There are times in everyone’s life when something happens that marks a boundary…when things will never be as they were; when things are going to be different. They can be joyous or sad. At those boundary points, I’ve noticed something…. …when they happen to me, I’ve found myself completely present. ‘Life’ stops and everything is accentuated and clear. Blue skies, the mortar in the brickwork, the cobwebs, the coldness of the floor tiles, the sound of the sway of the branches of the trees, the chattering neighbours, the buzzing of the bluebottles. I can hear and see everything. None of these things know what’s happening…none of them know that Troy the cat is about to die…Troy does not know…only I know.

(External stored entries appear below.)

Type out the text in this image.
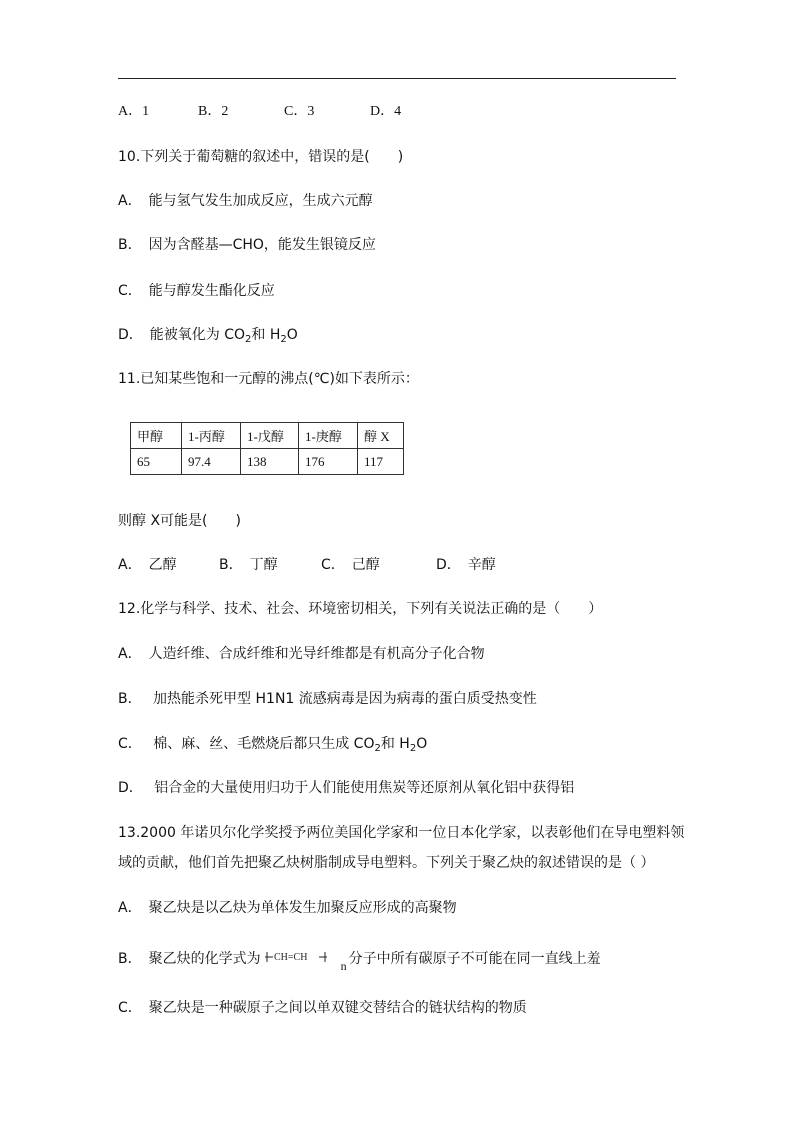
A．1	B．2	C．3	D．4
10.下列关于葡萄糖的叙述中，错误的是(　　)
A．　能与氢气发生加成反应，生成六元醇
B．　因为含醛基—CHO，能发生银镜反应
C．　能与醇发生酯化反应
D．　能被氧化为 $CO_2$和 $H_2O$
11.已知某些饱和一元醇的沸点(℃)如下表所示：
甲醇	1-丙醇	1-戊醇	1-庚醇	醇 X
65	97.4	138	176	117
则醇 X可能是(　　)
A．　乙醇	B．　丁醇	C．　己醇	D．　辛醇
12.化学与科学、技术、社会、环境密切相关，下列有关说法正确的是（　　）
A．　人造纤维、合成纤维和光导纤维都是有机高分子化合物
B．　 加热能杀死甲型 H1N1 流感病毒是因为病毒的蛋白质受热变性
C．　 棉、麻、丝、毛燃烧后都只生成 $CO_2$和 $H_2O$
D．　 铝合金的大量使用归功于人们能使用焦炭等还原剂从氧化铝中获得铝
13.2000 年诺贝尔化学奖授予两位美国化学家和一位日本化学家，以表彰他们在导电塑料领
域的贡献，他们首先把聚乙炔树脂制成导电塑料。下列关于聚乙炔的叙述错误的是（ ）
A．　聚乙炔是以乙炔为单体发生加聚反应形成的高聚物
B．　聚乙炔的化学式为 CH=CH
n 分子中所有碳原子不可能在同一直线上羞
C．　聚乙炔是一种碳原子之间以单双键交替结合的链状结构的物质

Troy is not concerned with what is going to happen, nor what has happened – he’s always in the present. I will be concerned with not having his warm body to cuddle, his soft black fur to stroke, his conversation; grooming him at his ‘brushing station’ (my desk). I will be remembering the big kitten playing hide and seek with me, chasing up and down the garden, his company wherever we are in the house or garden, finding him asleep outside our bedroom; being woken by him trying to turn the handle of the bedroom door; me closing the front entrance door after finding he had opened it…
Troy is only in the now…where I am now. We are together… and I can attend to him and try to comfort him. I can clean his rheumy eyes and shade him from the sun…as he has dragged himself to the coir mat at the back door and lain down outside (as dying cats seem to do). And with the occasional weak and plaintive mew, we are waiting.